Ale "jest albo system chrześcijański albo nihilizm", a "w interesie wszystkich ludzi, których nie opanowało szaleństwo, trzeba podtrzymać to, co pozwoliło w Polsce i Europie trwać cywilizacji najbardziej życzliwej w dziejach, chrześcijańskiej" - wskazywał.
Zapowiedział, że rząd Prawa i Sprawiedliwości nie ma zamiaru w tej kwestii ustępować.
- Nie dlatego, że jesteśmy fanatykami. Nie dlatego, że mamy jakieś idee fix, tylko dlatego, że wiemy, do czego prowadzi to, co dziś w wielu miejscach na świecie się dzieje, a do Polski jest to wpychane siłą. Tu mówimy zdecydowane nie - podkreślił.
Odniósł się do Platformy Obywatelskiej i jej lidera Donalda Tuska w kontekście wartości rodzinnych.
- Pan o imieniu Donald zwraca uwagę na sprawy takie jak kwestie życia rodzinnego, ale jakie? Aborcji albo związane z możliwością zmiany płci, ale nie zmiany poprzez zabiegi lekarskie, operacyjne, bo to jest czasem potrzebne, gdy ludzie mają jakieś wady psychiczne, albo nawet fizyczne. Tzw. obojnactwo, tym ludziom oczywiście trzeba pomóc, ale chodzi o zmianę płci na zasadzie decyzji. Na przykład że od za dwadzieścia siódma pan marszałek ma na imię Zofia - mówił Kaczyński.

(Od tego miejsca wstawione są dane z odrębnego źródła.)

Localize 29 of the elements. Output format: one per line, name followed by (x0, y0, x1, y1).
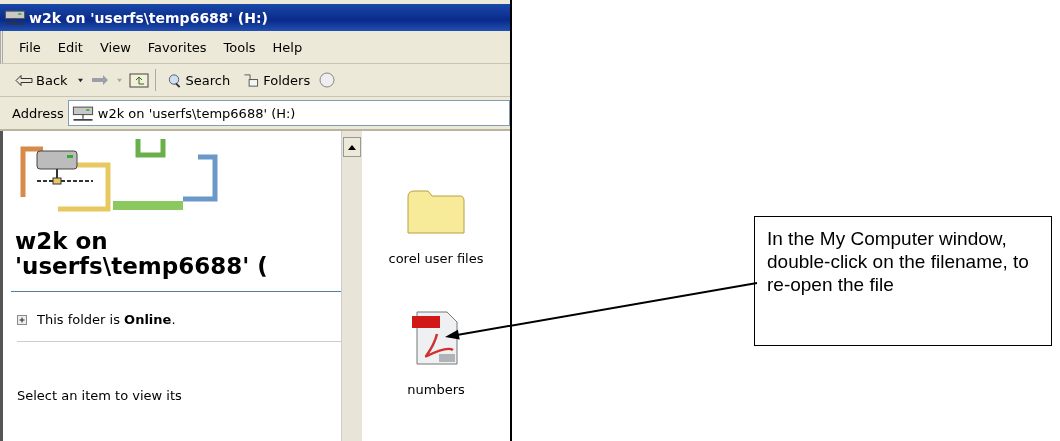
menu-item[interactable]: Tools (223, 39, 256, 55)
folders-button[interactable]: Folders (239, 70, 314, 90)
back-button[interactable]: Back (12, 70, 71, 90)
caret-icon[interactable] (76, 77, 84, 83)
search-button[interactable]: Search (161, 70, 234, 90)
folders-icon[interactable] (242, 72, 261, 88)
menu-item[interactable]: Edit (57, 39, 83, 55)
network-drive-icon (71, 104, 94, 122)
scroll-up-button[interactable] (343, 137, 361, 157)
network-drive-icon (4, 9, 26, 26)
window-title: w2k on 'userfs\temp6688' (H:) (29, 9, 268, 26)
menu-item[interactable]: File (19, 39, 41, 55)
up-arrow-icon (348, 144, 356, 150)
menu-item[interactable]: Favorites (147, 39, 207, 55)
back-arrow-icon[interactable] (15, 72, 33, 88)
details-hint: Select an item to view its (16, 387, 183, 403)
scrollbar[interactable] (341, 131, 362, 441)
pane-heading: w2k on 'userfs\temp6688' ( (14, 227, 269, 279)
file-name[interactable]: numbers (407, 382, 465, 397)
menu-item[interactable]: View (99, 39, 131, 55)
address-field[interactable]: w2k on 'userfs\temp6688' (H:) (67, 100, 510, 126)
folder-status: This folder is Online. (37, 312, 176, 327)
menu-item[interactable]: Help (272, 39, 303, 55)
file-name[interactable]: corel user files (388, 251, 484, 266)
pdf-file-icon[interactable] (411, 310, 461, 366)
address-label: Address (12, 105, 64, 121)
folder-up-icon[interactable] (128, 72, 149, 88)
expand-icon[interactable] (17, 314, 27, 325)
callout-box: In the My Computer window, double-click on the filename, to re-open the file (754, 216, 1052, 346)
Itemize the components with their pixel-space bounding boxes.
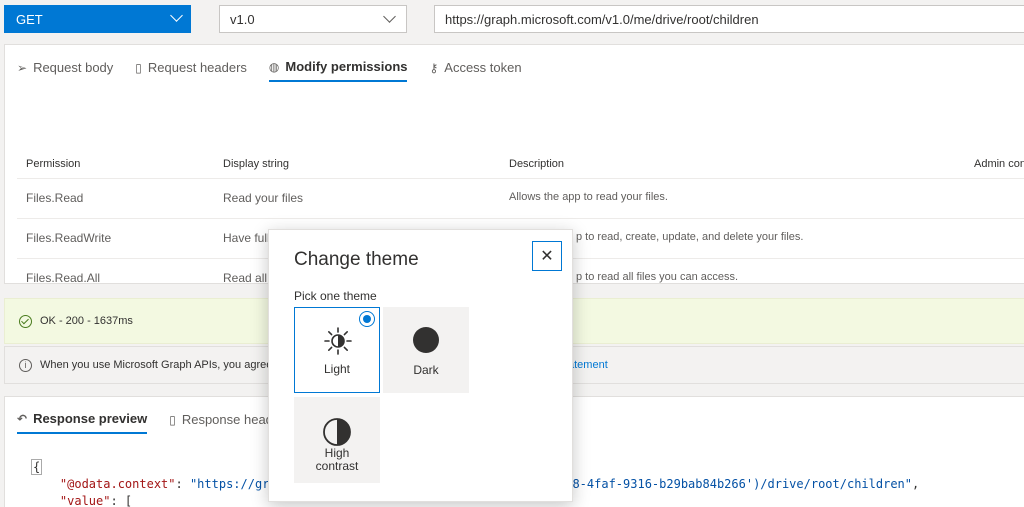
tab-response-preview[interactable]: ↶ Response preview xyxy=(17,411,148,434)
contrast-icon xyxy=(323,418,351,446)
info-text: When you use Microsoft Graph APIs, you a… xyxy=(40,359,279,371)
close-button[interactable]: ✕ xyxy=(532,241,562,271)
document-icon: ▯ xyxy=(169,412,176,427)
send-icon: ➢ xyxy=(17,60,28,75)
radio-selected-icon xyxy=(359,311,375,327)
arrow-back-icon: ↶ xyxy=(17,411,28,426)
theme-option-light[interactable]: Light xyxy=(294,307,380,393)
tab-access-token[interactable]: ⚷ Access token xyxy=(429,59,521,82)
permission-description: p to read, create, update, and delete yo… xyxy=(576,231,804,243)
version-dropdown[interactable]: v1.0 xyxy=(219,5,407,33)
close-icon: ✕ xyxy=(540,248,554,265)
pick-theme-label: Pick one theme xyxy=(294,289,377,303)
change-theme-dialog: Change theme ✕ Pick one theme Light Dark xyxy=(268,229,573,502)
column-header: Display string xyxy=(223,158,290,170)
permission-name: Files.ReadWrite xyxy=(26,231,112,245)
theme-label: Light xyxy=(323,362,351,376)
permission-name: Files.Read.All xyxy=(26,271,101,283)
sun-icon xyxy=(324,327,352,355)
chevron-down-icon xyxy=(170,9,183,22)
theme-label: Dark xyxy=(413,363,439,377)
json-value: 183-b208-4faf-9316-b29bab84b266')/drive/… xyxy=(521,477,913,491)
http-method-value: GET xyxy=(16,12,43,27)
permission-description: Allows the app to read your files. xyxy=(509,191,668,203)
json-key: "@odata.context" xyxy=(59,477,176,491)
permission-description: p to read all files you can access. xyxy=(576,271,739,283)
tab-request-body[interactable]: ➢ Request body xyxy=(17,59,113,82)
column-header: Permission xyxy=(26,158,81,170)
tab-label: Modify permissions xyxy=(285,59,408,74)
table-header: Permission Display string Description Ad… xyxy=(17,149,1024,179)
permission-display: Read all xyxy=(223,271,268,283)
url-input[interactable]: https://graph.microsoft.com/v1.0/me/driv… xyxy=(434,5,1024,33)
theme-option-dark[interactable]: Dark xyxy=(383,307,469,393)
permission-display: Read your files xyxy=(223,191,304,205)
request-tabs: ➢ Request body ▯ Request headers ◍ Modif… xyxy=(17,59,522,82)
dark-circle-icon xyxy=(413,327,439,353)
privacy-statement-link[interactable]: atement xyxy=(568,359,608,371)
json-key: "value" xyxy=(59,494,111,507)
response-tabs: ↶ Response preview ▯ Response header xyxy=(17,411,284,434)
query-bar: GET v1.0 https://graph.microsoft.com/v1.… xyxy=(0,0,1024,44)
tab-label: Request headers xyxy=(147,60,247,75)
dialog-title: Change theme xyxy=(294,249,419,270)
table-row[interactable]: Files.Read Read your files Allows the ap… xyxy=(17,179,1024,219)
tab-label: Response preview xyxy=(33,411,148,426)
permission-display: Have full xyxy=(223,231,270,245)
json-sep: , xyxy=(912,477,920,491)
tab-label: Access token xyxy=(444,60,522,75)
version-value: v1.0 xyxy=(230,12,255,27)
json-sep: : xyxy=(175,477,190,491)
document-icon: ▯ xyxy=(135,60,142,75)
http-method-dropdown[interactable]: GET xyxy=(4,5,191,33)
column-header: Admin con xyxy=(974,158,1024,170)
theme-option-high-contrast[interactable]: High contrast xyxy=(294,397,380,483)
json-brace: { xyxy=(31,459,43,475)
permission-name: Files.Read xyxy=(26,191,84,205)
column-header: Description xyxy=(509,158,565,170)
tab-modify-permissions[interactable]: ◍ Modify permissions xyxy=(268,59,408,82)
check-circle-icon xyxy=(19,314,32,328)
chevron-down-icon xyxy=(383,10,396,23)
lock-icon: ◍ xyxy=(268,59,280,74)
status-text: OK - 200 - 1637ms xyxy=(40,315,133,327)
tab-label: Request body xyxy=(33,60,114,75)
key-icon: ⚷ xyxy=(429,60,439,75)
theme-label: High contrast xyxy=(315,446,359,473)
tab-request-headers[interactable]: ▯ Request headers xyxy=(135,59,247,82)
url-value: https://graph.microsoft.com/v1.0/me/driv… xyxy=(445,12,759,27)
json-sep: : [ xyxy=(110,494,133,507)
info-icon: i xyxy=(19,358,32,372)
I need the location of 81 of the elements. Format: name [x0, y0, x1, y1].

Dalsza część tekstu pod wideo.
Podkreślił, że jest to sprzeczne z biologią i zdrowym rozsądkiem i z tym wszystkim, co było podstawą budowy cywilizacji opartej o chrześcijaństwo.
- Ta cywilizacja musi być broniona, ale żeby być bronioną, musi trwać, musi być następstwo pokoleń. Jednocześnie jej obrona jest obroną rodziny, normalnej rodziny, a więc i szansy na dzieci. To chcemy robić, twardo opierać się temu przymusowi, który jest nam narzucany z zewnątrz - zaznaczył.
Zauważył, że nie jest to tendencja "wewnątrzpolska".
- U nas oczywiście ludzie o charakterze papug zawsze się znajdowali, którzy chcieliby naśladować, powtarzać wszystko, co się dzieje na zachód od naszych granic. (...) W tej chwili trwa nacisk w tym kierunku. Na zachodzie w wielu państwach to już jest warowane przepisami prawa karnego i to jest wykonywane - zwrócił uwagę.
Jak stwierdził, za niepoprawne wypowiedzi "w tych sprawach" można w niektórych krajach następnego dnia "mieć policję w domu".
- Dlatego tu też musimy twardo się bronić. Nasi przeciwnicy takiej obrony nie chcą - powiedział, jeszcze raz odnosząc się do opozycji.
Zaznaczył, że istnieje różnica między tolerancją a afirmacją, a w Polsce tolerancja akurat jest "pełna" i także w Częstochowie są choćby kluby gejowskie, ale podkreślił, że nie powinno się tego rodzaju rzeczy promować.
- Nie ma żadnego interesu społecznego w tym, żeby tego rodzaju zjawiska były promowane, żeby się rozszerzały. To wszystko jest przeciw przyszłości naszego narodu, a także innych narodów - podkreślił.